If you have Bryer's book on wood design.....he goes through this. (I think very effectively.)

 

[rb1957]

is the load normal to the surface ? what's the difference between wt1 and wt2 ?
it looks to me as though wt1 normal to the surface (maybe a component of a down load) and so moment would be xR
and wt2 is the vertical component and moment would be xH (the horizontal component of the sloping roof).

cos^2 looks odd to me ... I can see cos as either the projected length or the projected load, but not cos^2 ??



another day in paradise, or is paradise one day closer ?

 

[WARose]

what's the difference between wt1 and wt2 ?

WTL1 is part of the "sloping beam method"; WTL2 is part of the "horizontal plane method". (The latter being more popular in wood design.) WTL1 is drawn correctly, but I forgot to note you need to take components to plug into the moment equation. Also, calculating the shear (i.e. wl/2) with WTL2 will give you a conservative result (higher than the actual value).

 

[rb1957]

so the moments would be (W*cos(theta))*R or W*(R*cos(theta)) ?

another day in paradise, or is paradise one day closer ?

 

[BAretired]

so the moments would be (W*cos(theta))*R or W*(R*cos(theta)) ?

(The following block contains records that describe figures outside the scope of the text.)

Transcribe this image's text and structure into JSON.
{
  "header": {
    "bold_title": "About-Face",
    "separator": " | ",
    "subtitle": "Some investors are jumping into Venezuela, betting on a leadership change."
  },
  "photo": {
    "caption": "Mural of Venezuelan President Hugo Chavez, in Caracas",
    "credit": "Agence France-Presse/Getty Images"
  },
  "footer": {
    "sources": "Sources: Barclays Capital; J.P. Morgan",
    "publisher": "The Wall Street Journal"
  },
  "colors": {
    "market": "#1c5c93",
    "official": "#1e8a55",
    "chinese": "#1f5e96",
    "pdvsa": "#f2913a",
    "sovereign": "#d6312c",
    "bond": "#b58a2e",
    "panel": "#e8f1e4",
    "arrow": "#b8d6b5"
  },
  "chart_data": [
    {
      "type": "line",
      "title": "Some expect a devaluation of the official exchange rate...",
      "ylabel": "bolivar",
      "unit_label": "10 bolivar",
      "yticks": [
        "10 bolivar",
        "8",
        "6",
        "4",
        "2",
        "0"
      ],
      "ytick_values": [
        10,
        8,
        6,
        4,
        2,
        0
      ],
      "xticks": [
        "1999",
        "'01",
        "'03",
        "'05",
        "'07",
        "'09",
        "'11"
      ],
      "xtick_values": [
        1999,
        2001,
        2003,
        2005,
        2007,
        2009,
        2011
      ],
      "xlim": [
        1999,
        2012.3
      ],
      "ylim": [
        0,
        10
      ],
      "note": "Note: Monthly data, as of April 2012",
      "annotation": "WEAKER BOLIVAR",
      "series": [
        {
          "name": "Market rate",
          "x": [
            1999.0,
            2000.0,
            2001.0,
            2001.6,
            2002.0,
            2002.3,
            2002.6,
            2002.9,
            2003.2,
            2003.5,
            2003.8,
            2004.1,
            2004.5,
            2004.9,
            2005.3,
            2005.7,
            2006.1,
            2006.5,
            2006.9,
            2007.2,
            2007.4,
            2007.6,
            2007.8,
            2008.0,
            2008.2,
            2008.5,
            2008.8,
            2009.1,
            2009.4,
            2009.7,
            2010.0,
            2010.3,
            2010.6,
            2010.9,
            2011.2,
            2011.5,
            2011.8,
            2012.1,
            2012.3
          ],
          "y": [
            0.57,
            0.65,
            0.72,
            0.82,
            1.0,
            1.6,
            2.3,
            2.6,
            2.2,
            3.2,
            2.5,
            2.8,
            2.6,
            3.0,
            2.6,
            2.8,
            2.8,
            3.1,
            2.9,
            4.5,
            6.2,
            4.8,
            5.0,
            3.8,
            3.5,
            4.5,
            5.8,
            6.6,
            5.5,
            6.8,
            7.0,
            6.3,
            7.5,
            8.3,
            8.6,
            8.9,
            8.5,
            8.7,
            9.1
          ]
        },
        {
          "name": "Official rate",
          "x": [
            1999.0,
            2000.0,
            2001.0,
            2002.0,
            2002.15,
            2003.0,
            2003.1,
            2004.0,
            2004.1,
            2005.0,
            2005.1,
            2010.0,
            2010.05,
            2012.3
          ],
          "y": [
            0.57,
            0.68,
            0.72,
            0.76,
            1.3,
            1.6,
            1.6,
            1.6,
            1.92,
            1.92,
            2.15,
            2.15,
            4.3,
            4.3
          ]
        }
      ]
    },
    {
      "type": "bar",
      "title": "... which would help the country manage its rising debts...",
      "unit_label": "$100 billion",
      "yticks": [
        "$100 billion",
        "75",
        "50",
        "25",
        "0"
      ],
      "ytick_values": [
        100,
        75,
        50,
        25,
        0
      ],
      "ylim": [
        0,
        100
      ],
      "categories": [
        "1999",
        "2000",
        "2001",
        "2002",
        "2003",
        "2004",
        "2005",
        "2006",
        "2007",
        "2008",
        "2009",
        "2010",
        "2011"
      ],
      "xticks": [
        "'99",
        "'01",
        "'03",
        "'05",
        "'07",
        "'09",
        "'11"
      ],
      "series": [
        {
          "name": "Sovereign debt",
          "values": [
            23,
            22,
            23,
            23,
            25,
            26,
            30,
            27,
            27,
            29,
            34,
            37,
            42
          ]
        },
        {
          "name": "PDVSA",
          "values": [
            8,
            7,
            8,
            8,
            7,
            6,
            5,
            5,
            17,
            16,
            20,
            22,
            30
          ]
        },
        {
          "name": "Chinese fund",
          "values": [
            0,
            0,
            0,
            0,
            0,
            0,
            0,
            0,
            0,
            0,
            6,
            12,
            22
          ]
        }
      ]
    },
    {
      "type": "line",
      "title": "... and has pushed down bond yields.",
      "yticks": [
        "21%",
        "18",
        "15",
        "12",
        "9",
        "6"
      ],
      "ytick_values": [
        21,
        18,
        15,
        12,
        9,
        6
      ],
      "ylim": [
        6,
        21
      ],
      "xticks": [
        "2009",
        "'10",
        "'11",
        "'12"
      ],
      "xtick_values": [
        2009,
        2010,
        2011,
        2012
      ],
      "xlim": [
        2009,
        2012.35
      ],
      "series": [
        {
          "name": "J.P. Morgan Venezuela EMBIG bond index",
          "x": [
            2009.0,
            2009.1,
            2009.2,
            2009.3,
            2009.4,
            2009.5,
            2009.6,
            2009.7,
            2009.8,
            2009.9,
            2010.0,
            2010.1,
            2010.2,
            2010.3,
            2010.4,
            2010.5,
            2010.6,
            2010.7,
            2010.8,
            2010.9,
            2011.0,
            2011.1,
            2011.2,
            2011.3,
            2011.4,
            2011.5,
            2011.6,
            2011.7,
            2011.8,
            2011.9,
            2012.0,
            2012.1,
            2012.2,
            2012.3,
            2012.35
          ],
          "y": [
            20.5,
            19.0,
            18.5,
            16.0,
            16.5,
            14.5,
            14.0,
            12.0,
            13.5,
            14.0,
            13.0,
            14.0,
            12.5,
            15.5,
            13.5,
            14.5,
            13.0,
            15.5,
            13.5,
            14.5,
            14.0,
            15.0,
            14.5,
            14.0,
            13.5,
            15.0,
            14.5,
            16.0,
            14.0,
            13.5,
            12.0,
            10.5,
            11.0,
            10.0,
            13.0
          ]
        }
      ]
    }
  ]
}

The moment is W*R*cosθ/8 where W is the total gravity load on the beam and R is the sloping length of the beam. This is the same as W*H/8 where H is the horizontal span.

BA

 

[rb1957]

so "load normal to beam's local axis would be W * (cosθ)[sup]2[/sup]" is wrong, but the later cos^2 terms are due to L^2 ... makes sense.

another day in paradise, or is paradise one day closer ?

 

[BAretired]

slickdeals had it right, but he is using upper case W to represent uniformly distributed load (UDL) whereas I am using upper case W to represent total gravity load on the beam.

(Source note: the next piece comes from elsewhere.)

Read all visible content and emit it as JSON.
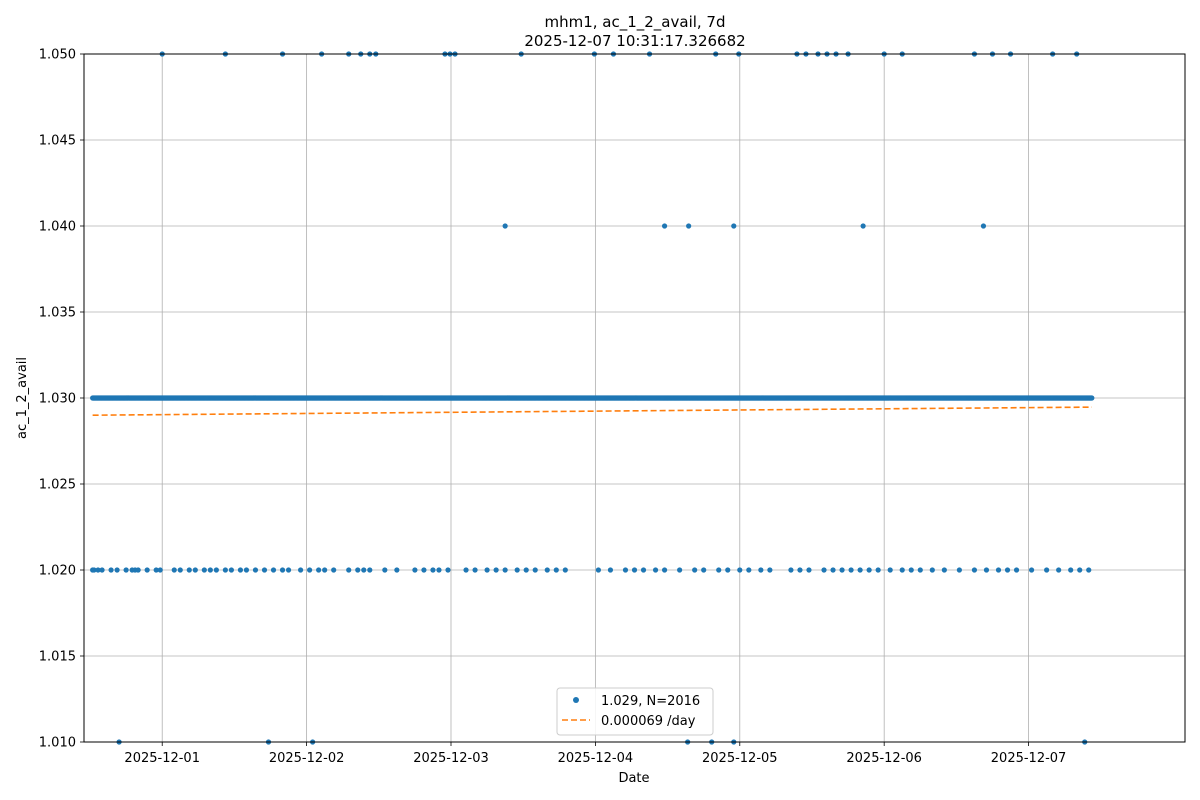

If we define lower case 'w' to represent UDL per unit length of horizontal projection and upper case 'W' to represent total gravity load on the beam, then:

1. M = wH[sup]2[/sup]/8
2. M = w(Lcosθ)[sup]2[/sup]/8
3. M = WH/8
4. M = WLcosθ/8

are all equivalent expressions for moment


BA

 

[rb1957]

ok, I see it now

another day in paradise, or is paradise one day closer ?

 

[haynewp]

See page 4 here:

https://www.aisc.org/globalassets/modern-steel/archives/1996/03/1996v03_joists.pdf

Thus, the axial component of this will be wSin(a), then times the length of the beam, correct?

I think joist mfrs assume the axial component is resisted by the diaphragm even though the joist is stable without this assumption since there would still just be a vertical reaction at each end of the joist without the diaphragm assumption. They would then not design the joist for the axial component. A lot of engineers probably also assume this with beams and diaphragms. I don't 100% agree with this.